Morgan Stanley’s research states that India is positioned to drive one-fifth of the global growth over the next decade. The market capitalisation is likely to grow by 11% annually to $10 trillion. As an investor, mutual funds and stock investments are among the most popular choices to grow your savings. However, it is recommended that individuals must analyse all the features associated with their investment vehicle before making an investment decision. This article aims to analyse the key differences between stocks and mutual funds and provide insight into which is a better investment avenue.
Mutual Funds vs Stock Investment
Stocks and mutual funds differ extensively depending on the investing style and the risk and return factors. When you buy a stock, you own a stake in the company and can generate income through (i) dividends and (ii) the sale of stocks. Mutual funds help you gain a share in the pooled fund collected by various investors. Mutual funds allow you to select between different plans in case of dividend allotment. The “growth plan” reinvests the dividends into the fund to generate returns. On the other hand, a “dividend plan” is used more commonly by risk-averse investors to generate a stable income stream. While mutual funds may offer lesser transaction costs, many brokerage firms offer a free Demat account for first-time investors. Let us look at the critical differences between mutual funds and stock investments.
Features | Stock Investment | Mutual Funds |
Management | You rely on your research, knowledge, and expertise for stock screening. Your study may only consider some market scenarios. Additionally, you may need more tools and resources to conduct in-depth research before selecting stocks for your Demat account. | Experts manage mutual funds with access to advanced tools and resources. Mutual funds will be your best option if you are a new investor with time constraints or lesser knowledge of the stock markets. |
Risk vs Return | Investing in individual stocks carries a greater risk. You may even witness negative returns. | Mutual funds invest in diversified portfolios, thereby minimising the risk. Higher returns by other stocks can compensate for negative returns generated by a stock. |
Diversification | A well-diversified portfolio comprises at least fifteen to twenty stocks, which requires a significant investment. | With mutual funds, investors can access well-diversified portfolios without needing significant investment. |
Cost | You must pay your Demat account’s annual maintenance and additional charges to your broker. | Mutual funds attract lesser transaction costs. Moreover, you can also save on your Demat account annual maintenance charges while investing in mutual funds. |
Trading Time | You can buy or sell stocks anytime during market hours, i.e. 9:30 a.m. to 3:30 p.m IST. | Mutual funds can be bought or sold only once after the NAV is finalised at the end of the day. |
Tax Benefits | Stock investments do not offer tax benefits | ELSS Mutual funds help in providing tax benefits worth up to Rs. 1.5 Lakh per annum. |
Mutual Funds vs Stock Investments – Which is a better investment avenue?
Selecting an investing option largely depends on the investor’s risk-appetite and requirements. However, mutual funds provide more substantial benefits for passive investors, such as
- Professional Management – Mutual funds save you from extensive research in individual stock screening.
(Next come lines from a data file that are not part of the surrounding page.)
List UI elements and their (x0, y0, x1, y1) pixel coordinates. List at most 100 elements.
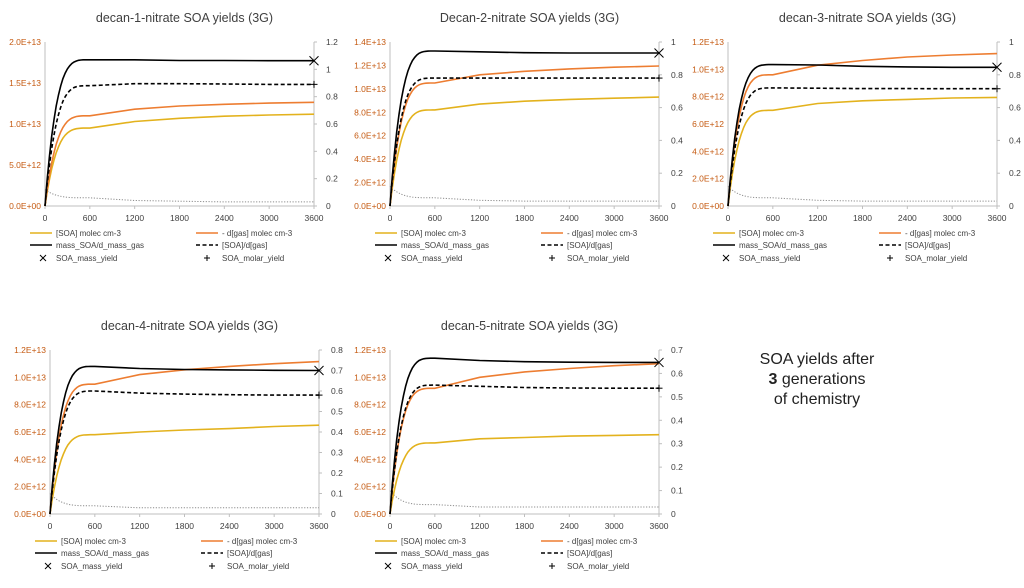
legend-label-molar-yield: SOA_molar_yield (567, 562, 629, 571)
y-right-tick-label: 0.1 (671, 486, 683, 496)
chart-panel-decan-3-nitrate: decan-3-nitrate SOA yields (3G) 0.0E+00 2.… (683, 0, 1023, 280)
legend-label-mass-ratio: mass_SOA/d_mass_gas (401, 549, 489, 558)
y-right-tick-label: 0 (1009, 201, 1014, 211)
y-left-tick-label: 6.0E+12 (692, 119, 724, 129)
y-right-tick-label: 0.5 (331, 407, 343, 417)
y-left-tick-label: 1.0E+13 (14, 372, 46, 382)
y-left-tick-label: 1.4E+13 (354, 37, 386, 47)
chart-title: decan-4-nitrate SOA yields (3G) (101, 319, 278, 333)
marker-mass-yield (314, 365, 324, 376)
series-line-dgas (727, 52, 998, 207)
x-marker-stroke (654, 357, 664, 368)
y-left-tick-label: 0.0E+00 (354, 201, 386, 211)
series-line-dgas (44, 101, 315, 207)
y-right-tick-label: 0 (671, 509, 676, 519)
x-marker-stroke (654, 48, 664, 58)
series-line-soa (44, 113, 315, 207)
legend-label-soa: [SOA] molec cm-3 (401, 537, 466, 546)
marker-molar-yield (310, 80, 318, 88)
y-right-tick-label: 0.4 (331, 427, 343, 437)
marker-mass-yield (992, 62, 1002, 73)
legend-label-molar-ratio: [SOA]/d[gas] (227, 549, 272, 558)
chart-title: decan-5-nitrate SOA yields (3G) (441, 319, 618, 333)
chart-title: decan-3-nitrate SOA yields (3G) (779, 11, 956, 25)
x-tick-label: 1200 (130, 521, 149, 531)
y-right-tick-label: 0.4 (1009, 135, 1021, 145)
y-right-tick-label: 0.7 (331, 366, 343, 376)
y-right-tick-label: 0.8 (1009, 70, 1021, 80)
legend-label-soa: [SOA] molec cm-3 (61, 537, 126, 546)
x-marker-stroke (992, 62, 1002, 73)
y-right-tick-label: 0.6 (326, 119, 338, 129)
x-tick-label: 600 (83, 213, 97, 223)
series-line-dgas (389, 362, 660, 515)
x-tick-label: 1800 (515, 213, 534, 223)
x-tick-label: 600 (428, 521, 442, 531)
y-left-tick-label: 0.0E+00 (14, 509, 46, 519)
x-tick-label: 3000 (605, 521, 624, 531)
x-tick-label: 2400 (560, 213, 579, 223)
legend-label-soa: [SOA] molec cm-3 (401, 229, 466, 238)
y-right-tick-label: 0.8 (331, 345, 343, 355)
legend-label-mass-yield: SOA_mass_yield (401, 254, 462, 263)
legend-key-mass-yield (722, 254, 730, 262)
y-left-tick-label: 1.2E+13 (354, 345, 386, 355)
y-right-tick-label: 0.4 (671, 135, 683, 145)
y-left-tick-label: 2.0E+13 (9, 37, 41, 47)
marker-mass-yield (309, 55, 319, 66)
marker-mass-yield (654, 48, 664, 58)
chart-title: decan-1-nitrate SOA yields (3G) (96, 11, 273, 25)
note-line-2-text: generations (777, 371, 866, 388)
legend-label-mass-ratio: mass_SOA/d_mass_gas (61, 549, 149, 558)
y-right-tick-label: 0.8 (326, 92, 338, 102)
y-left-tick-label: 0.0E+00 (9, 201, 41, 211)
y-right-tick-label: 1.2 (326, 37, 338, 47)
y-left-tick-label: 6.0E+12 (354, 427, 386, 437)
y-left-tick-label: 4.0E+12 (692, 146, 724, 156)
y-left-tick-label: 1.0E+13 (692, 64, 724, 74)
y-left-tick-label: 8.0E+12 (354, 400, 386, 410)
x-tick-label: 0 (48, 521, 53, 531)
series-line-mass-ratio (44, 59, 314, 207)
legend-label-mass-yield: SOA_mass_yield (61, 562, 122, 571)
x-tick-label: 1200 (470, 521, 489, 531)
legend-label-dgas: - d[gas] molec cm-3 (905, 229, 976, 238)
legend-label-dgas: - d[gas] molec cm-3 (567, 537, 638, 546)
legend-label-molar-yield: SOA_molar_yield (222, 254, 284, 263)
x-tick-label: 3000 (265, 521, 284, 531)
y-right-tick-label: 0.2 (671, 462, 683, 472)
legend-label-dgas: - d[gas] molec cm-3 (227, 537, 298, 546)
note-line-1: SOA yields after (759, 351, 875, 368)
y-left-tick-label: 2.0E+12 (14, 482, 46, 492)
note-line-2: 3 generations (705, 370, 929, 390)
series-line-mass-ratio (727, 63, 997, 207)
legend-label-molar-ratio: [SOA]/d[gas] (222, 241, 267, 250)
legend-label-mass-yield: SOA_mass_yield (56, 254, 117, 263)
y-left-tick-label: 2.0E+12 (354, 178, 386, 188)
legend-label-molar-yield: SOA_molar_yield (227, 562, 289, 571)
x-tick-label: 1200 (808, 213, 827, 223)
series-line-minor (389, 490, 659, 508)
chart-title: Decan-2-nitrate SOA yields (3G) (440, 11, 619, 25)
y-right-tick-label: 0.5 (671, 392, 683, 402)
legend-key-mass-yield (44, 562, 52, 570)
legend-label-soa: [SOA] molec cm-3 (56, 229, 121, 238)
series-line-minor (44, 189, 314, 203)
legend-label-dgas: - d[gas] molec cm-3 (567, 229, 638, 238)
y-left-tick-label: 1.0E+13 (9, 119, 41, 129)
series-line-soa (389, 96, 660, 207)
note-line-3: of chemistry (773, 391, 861, 408)
y-left-tick-label: 8.0E+12 (692, 92, 724, 102)
x-tick-label: 3600 (305, 213, 324, 223)
y-left-tick-label: 5.0E+12 (9, 160, 41, 170)
y-left-tick-label: 4.0E+12 (14, 454, 46, 464)
x-marker-stroke (309, 55, 319, 66)
legend-label-molar-yield: SOA_molar_yield (567, 254, 629, 263)
x-tick-label: 2400 (560, 521, 579, 531)
y-right-tick-label: 0.4 (671, 415, 683, 425)
y-left-tick-label: 8.0E+12 (14, 400, 46, 410)
legend-label-mass-yield: SOA_mass_yield (739, 254, 800, 263)
x-tick-label: 3000 (260, 213, 279, 223)
y-right-tick-label: 1 (326, 64, 331, 74)
y-left-tick-label: 1.2E+13 (692, 37, 724, 47)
- No Taxes on short-term gains – Individuals selling their stocks before one year of completing the purchase must pay 15% taxes in the form of short-term capital gains. This criterion does not apply to mutual funds.
- Diversification – Mutual funds offer well-diversified portfolios that help in generating higher returns while lowering the risk.
- Lower cost – Mutual funds get discounted rates after negotiating with brokers, leading to lower costs. These benefits are indirectly passed on to the unitholders.
However, stock investment is the most suitable option if you want to select and manage your portfolio actively. Mutual fund houses take control of portfolio management. They do not allow you to pick or transact your preferred stocks or choose their investment horizon.
Conclusion
Stocks and Mutual funds both are excellent sources of investment. However, selecting the right investment avenue primarily depends on the investor. If you seek to manage your investment portfolios actively, buying individual stocks would be best for you. However, if you are a passive investor, purchasing mutual funds can benefit you from diversified portfolios to low costs.